Страх человеческий — заблуждение, страх Божий — спасение. Глубоко осознанная ответственность за свое спасение приводит к преодолению всяких заблуждений и всякого духовного рабства.

 

Когда эконом появился в Лавре после поездки в горы, его ожидали серьезные перемены. За время отсутствия отца Пимена при покраске куполов собора воспламенилась краска по небрежности рабочих. Пожар удалось быстро ликвидировать, но дело приняло плохой оборот. Эконом отсутствовал. Помощник, замещавший его, доложил начальству, что причина пожара кроется в том, что эконому дороже горы, а не благоустройство святой обители. Наместник, отличавшийся всегда быстрым принятием решений, назначил нового эконома, у которого я оказался в послушании. Мой друг остался без всяких должностей, пока наместник раздумывал о его дальнейшем назначении. Такое положение для бывшего эконома стало сильным потрясением. Он отпросился у начальства помолиться на неделю в Пюхтицкий монастырь, и настоятель великодушно благословил ему эту поездку.

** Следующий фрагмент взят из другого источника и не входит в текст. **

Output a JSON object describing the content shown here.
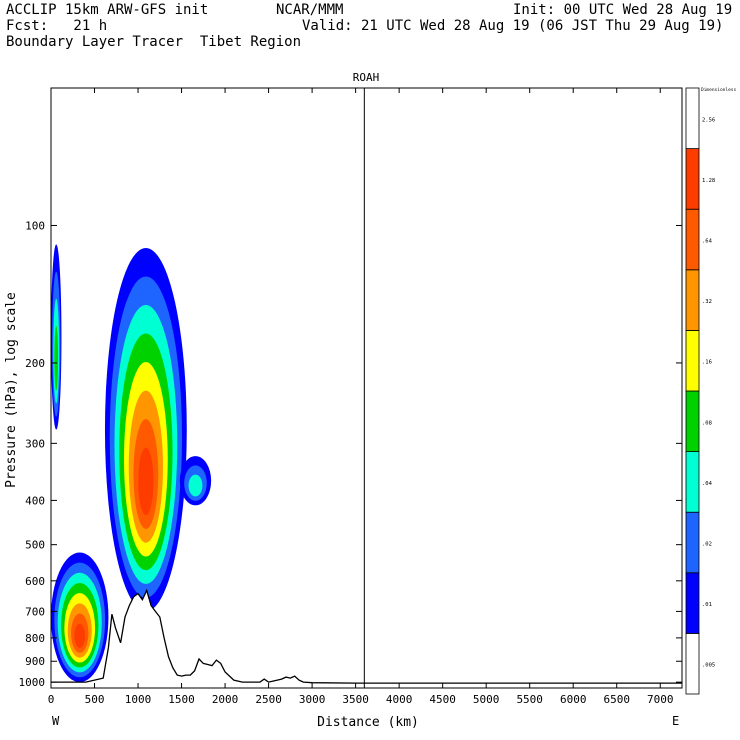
{
  "header": {
    "line1_left": "ACCLIP 15km ARW-GFS init",
    "line1_center": "NCAR/MMM",
    "line1_right": "Init: 00 UTC Wed 28 Aug 19",
    "line2_left": "Fcst:   21 h",
    "line2_right": "Valid: 21 UTC Wed 28 Aug 19 (06 JST Thu 29 Aug 19)",
    "line3_left": "Boundary Layer Tracer  Tibet Region"
  },
  "chart_data": {
    "type": "heatmap",
    "title": "ROAH",
    "xlabel": "Distance (km)",
    "ylabel": "Pressure (hPa), log scale",
    "y_scale": "log",
    "xlim": [
      0,
      7250
    ],
    "ylim": [
      1030,
      50
    ],
    "x_ticks": [
      0,
      500,
      1000,
      1500,
      2000,
      2500,
      3000,
      3500,
      4000,
      4500,
      5000,
      5500,
      6000,
      6500,
      7000
    ],
    "y_ticks": [
      100,
      200,
      300,
      400,
      500,
      600,
      700,
      800,
      900,
      1000
    ],
    "x_end_labels": {
      "left": "W",
      "right": "E"
    },
    "marker_x": 3600,
    "colorbar": {
      "title": "Dimensionless",
      "labels": [
        ".005",
        ".01",
        ".02",
        ".04",
        ".08",
        ".16",
        ".32",
        ".64",
        "1.28",
        "2.56"
      ],
      "colors": [
        "#ffffff",
        "#0000ff",
        "#1e64ff",
        "#00ffd2",
        "#00d200",
        "#ffff00",
        "#ff9600",
        "#ff5a00",
        "#ff3c00",
        "#ffffff"
      ]
    },
    "terrain_profile": {
      "distance_km": [
        0,
        400,
        600,
        660,
        700,
        740,
        800,
        850,
        900,
        950,
        1000,
        1050,
        1100,
        1150,
        1200,
        1250,
        1300,
        1350,
        1400,
        1450,
        1500,
        1550,
        1600,
        1650,
        1700,
        1750,
        1800,
        1850,
        1900,
        1950,
        2000,
        2100,
        2200,
        2400,
        2450,
        2500,
        2550,
        2600,
        2650,
        2700,
        2750,
        2800,
        2850,
        2900,
        3000,
        3500,
        4000,
        5000,
        6000,
        7000,
        7250
      ],
      "pressure_hpa": [
        1000,
        1000,
        980,
        840,
        710,
        760,
        820,
        720,
        680,
        650,
        640,
        660,
        630,
        680,
        700,
        720,
        800,
        880,
        930,
        965,
        970,
        965,
        965,
        945,
        890,
        910,
        915,
        920,
        895,
        910,
        950,
        990,
        1000,
        1000,
        985,
        1000,
        995,
        990,
        985,
        975,
        980,
        970,
        990,
        1000,
        1003,
        1005,
        1005,
        1005,
        1005,
        1005,
        1005
      ]
    },
    "tracer_regions": [
      {
        "name": "western column",
        "x_range_km": [
          0,
          120
        ],
        "p_range_hpa": [
          110,
          280
        ],
        "max_level": ".08"
      },
      {
        "name": "boundary layer",
        "x_range_km": [
          0,
          660
        ],
        "p_range_hpa": [
          520,
          1000
        ],
        "max_level": "1.28"
      },
      {
        "name": "convective plume",
        "x_range_km": [
          620,
          1560
        ],
        "p_range_hpa": [
          112,
          700
        ],
        "max_level": "1.28"
      },
      {
        "name": "detached blob",
        "x_range_km": [
          1480,
          1840
        ],
        "p_range_hpa": [
          320,
          410
        ],
        "max_level": ".04"
      }
    ]
  }
}
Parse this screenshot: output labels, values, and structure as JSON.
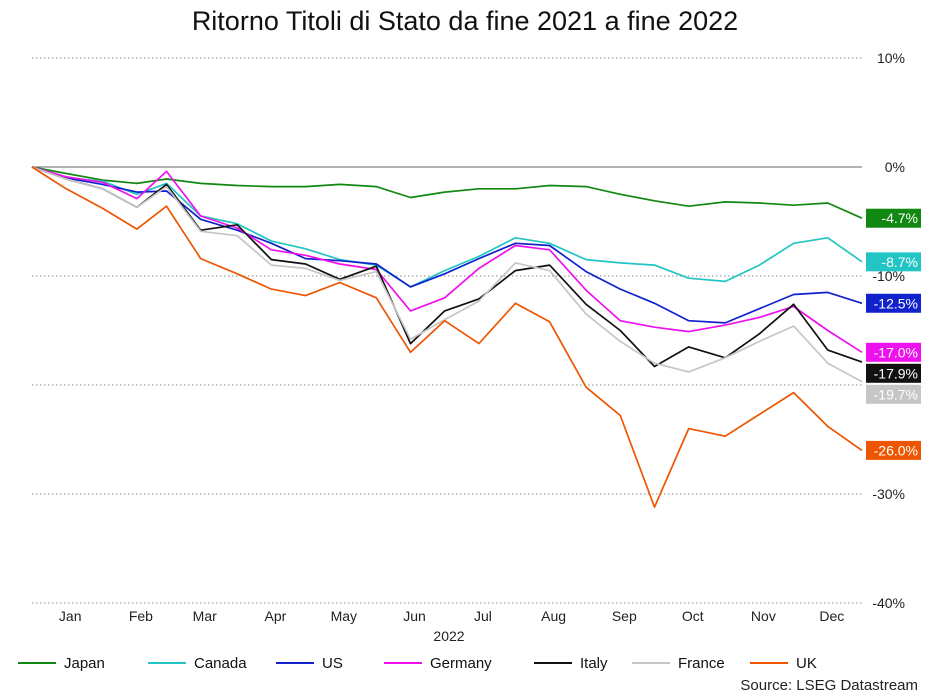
{
  "chart_data": {
    "type": "line",
    "title": "Ritorno Titoli di Stato da fine 2021 a fine 2022",
    "source": "Source: LSEG Datastream",
    "x_tick_labels": [
      "Jan",
      "Feb",
      "Mar",
      "Apr",
      "May",
      "Jun",
      "Jul",
      "Aug",
      "Sep",
      "Oct",
      "Nov",
      "Dec"
    ],
    "x_year_label": "2022",
    "x": [
      "2021-12-31",
      "2022-01-15",
      "2022-01-31",
      "2022-02-15",
      "2022-02-28",
      "2022-03-15",
      "2022-03-31",
      "2022-04-15",
      "2022-04-30",
      "2022-05-15",
      "2022-05-31",
      "2022-06-15",
      "2022-06-30",
      "2022-07-15",
      "2022-07-31",
      "2022-08-15",
      "2022-08-31",
      "2022-09-15",
      "2022-09-30",
      "2022-10-15",
      "2022-10-31",
      "2022-11-15",
      "2022-11-30",
      "2022-12-15",
      "2022-12-30"
    ],
    "ylim": [
      -40,
      10
    ],
    "y_ticks": [
      10,
      0,
      -10,
      -20,
      -30,
      -40
    ],
    "y_tick_labels": [
      "10%",
      "0%",
      "-10%",
      "",
      "-30%",
      "-40%"
    ],
    "grid": "horizontal dotted",
    "legend_position": "bottom",
    "series": [
      {
        "name": "Japan",
        "color": "#118811",
        "end_label": "-4.7%",
        "values": [
          0,
          -0.6,
          -1.2,
          -1.5,
          -1.1,
          -1.5,
          -1.7,
          -1.8,
          -1.8,
          -1.6,
          -1.8,
          -2.8,
          -2.3,
          -2.0,
          -2.0,
          -1.7,
          -1.8,
          -2.5,
          -3.1,
          -3.6,
          -3.2,
          -3.3,
          -3.5,
          -3.3,
          -4.7
        ]
      },
      {
        "name": "Canada",
        "color": "#22c4c4",
        "end_label": "-8.7%",
        "values": [
          0,
          -1.0,
          -1.3,
          -2.5,
          -1.5,
          -4.5,
          -5.2,
          -6.8,
          -7.5,
          -8.5,
          -9.0,
          -11.0,
          -9.5,
          -8.2,
          -6.5,
          -7.0,
          -8.5,
          -8.8,
          -9.0,
          -10.2,
          -10.5,
          -9.0,
          -7.0,
          -6.5,
          -8.7
        ]
      },
      {
        "name": "US",
        "color": "#1122cc",
        "end_label": "-12.5%",
        "values": [
          0,
          -1.0,
          -1.6,
          -2.3,
          -2.2,
          -4.8,
          -5.8,
          -7.0,
          -8.4,
          -8.6,
          -8.9,
          -11.0,
          -9.8,
          -8.4,
          -7.0,
          -7.2,
          -9.6,
          -11.2,
          -12.5,
          -14.1,
          -14.3,
          -13.0,
          -11.7,
          -11.5,
          -12.5
        ]
      },
      {
        "name": "Germany",
        "color": "#ee11ee",
        "end_label": "-17.0%",
        "values": [
          0,
          -0.9,
          -1.4,
          -2.9,
          -0.4,
          -4.5,
          -5.6,
          -7.6,
          -8.1,
          -8.9,
          -9.4,
          -13.2,
          -12.0,
          -9.3,
          -7.2,
          -7.6,
          -11.3,
          -14.1,
          -14.7,
          -15.1,
          -14.5,
          -13.8,
          -12.8,
          -15.0,
          -17.0
        ]
      },
      {
        "name": "Italy",
        "color": "#111111",
        "end_label": "-17.9%",
        "values": [
          0,
          -1.1,
          -2.0,
          -3.7,
          -1.6,
          -5.8,
          -5.3,
          -8.5,
          -8.9,
          -10.3,
          -9.1,
          -16.2,
          -13.2,
          -12.1,
          -9.5,
          -9.0,
          -12.6,
          -15.0,
          -18.3,
          -16.5,
          -17.5,
          -15.3,
          -12.6,
          -16.8,
          -17.9
        ]
      },
      {
        "name": "France",
        "color": "#c6c6c6",
        "end_label": "-19.7%",
        "values": [
          0,
          -1.1,
          -2.0,
          -3.7,
          -1.8,
          -5.9,
          -6.3,
          -9.0,
          -9.3,
          -10.4,
          -9.6,
          -15.8,
          -14.0,
          -12.3,
          -8.8,
          -9.5,
          -13.5,
          -16.0,
          -18.0,
          -18.8,
          -17.5,
          -16.0,
          -14.6,
          -18.0,
          -19.7
        ]
      },
      {
        "name": "UK",
        "color": "#ee5500",
        "end_label": "-26.0%",
        "values": [
          0,
          -2.0,
          -3.8,
          -5.7,
          -3.6,
          -8.4,
          -9.8,
          -11.2,
          -11.8,
          -10.6,
          -12.0,
          -17.0,
          -14.1,
          -16.2,
          -12.5,
          -14.2,
          -20.2,
          -22.8,
          -31.2,
          -24.0,
          -24.7,
          -22.7,
          -20.7,
          -23.8,
          -26.0
        ]
      }
    ]
  }
}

Новый эконом первым делом отослал меня на подсобное хозяйство следить за монастырскими огородами и распределять на работы добровольных помощников — лаврских паломников. Так как рабочих часто не хватало, то приходилось самому продергивать сорняки на грядках с морковью, капустой, луком и мотыгой пропалывать большие участки картофеля. Такое послушание мне не было в новинку. Без всякого уныния я отдавал себя работе на свежем воздухе и монашеской жизни среди полей и лесов лаврского хозяйства. Но на огородах я пробыл недолго. Эконом вызвал меня в Лавру и объявил:
— Вот что, тут за тебя отцы соборные просят, чтобы я тебя вернул на прежнее послушание. Так что снова принимай дела! Будешь моим помощником по стройке.
Занявшись вновь строительными работами, я обратил внимание на то, что на складе не вижу любимого мною архимандрита Вениамина. Мне сообщили печальную новость: отец Вениамин тяжело болен и находится на лечении в больничном корпусе академии. Мой друг сильно сдал, водянка совершенно измучила его.
— А я уж помирать собрался… — приветствовал он меня, тяжело дыша. Лицо его было искажено болью. — Водянка достала… Пробили мне живот, понимаешь, такой железной штукой, дыра с большой палец… Воду откачали, но она снова собирается…
— Дай Бог, поправитесь, отче! — утешил я старика. — Здесь врачи хорошие!
— Врачи-то хорошие, да болезнь плохая… — с одышкой ответил отец Вениамин. — Что отцы о смерти говорили? Смерть телесная — это высшая степень смирения нашего и высшая ступень восхождения души к Богу. А потому смиряться я не страшусь — всю жизнь меня и Бог, и люди смиряли. И к Богу идти не трепещу, потому что Христос — радость наша, преображающая скорбность смерти. Раньше об этом в духовных книгах читал, а теперь сам душой чую, что умереть, радуясь во Христе, — высший подвиг души…
Старец, задыхаясь, прилег на койку.
— Прости, Симон, прилягу… Ведь в чем тут дело? — продолжал отец Вениамин. — Обычный человек боится смерти и цепенеет от ужаса. Но память смертная всегда укрепляла меня и душа все больше ощущала свое безсмертие. Потому-то и нет теперь в сердце страха, что умираю, а только радость… Спасибо, родной, что навестил старика, Бог тебя благословит! А я пока отдохну…
Через несколько дней «скорая помощь» увезла архимандрита в городскую больницу, где он и отошел к Богу, к Которому так стремилась его блаженная душа.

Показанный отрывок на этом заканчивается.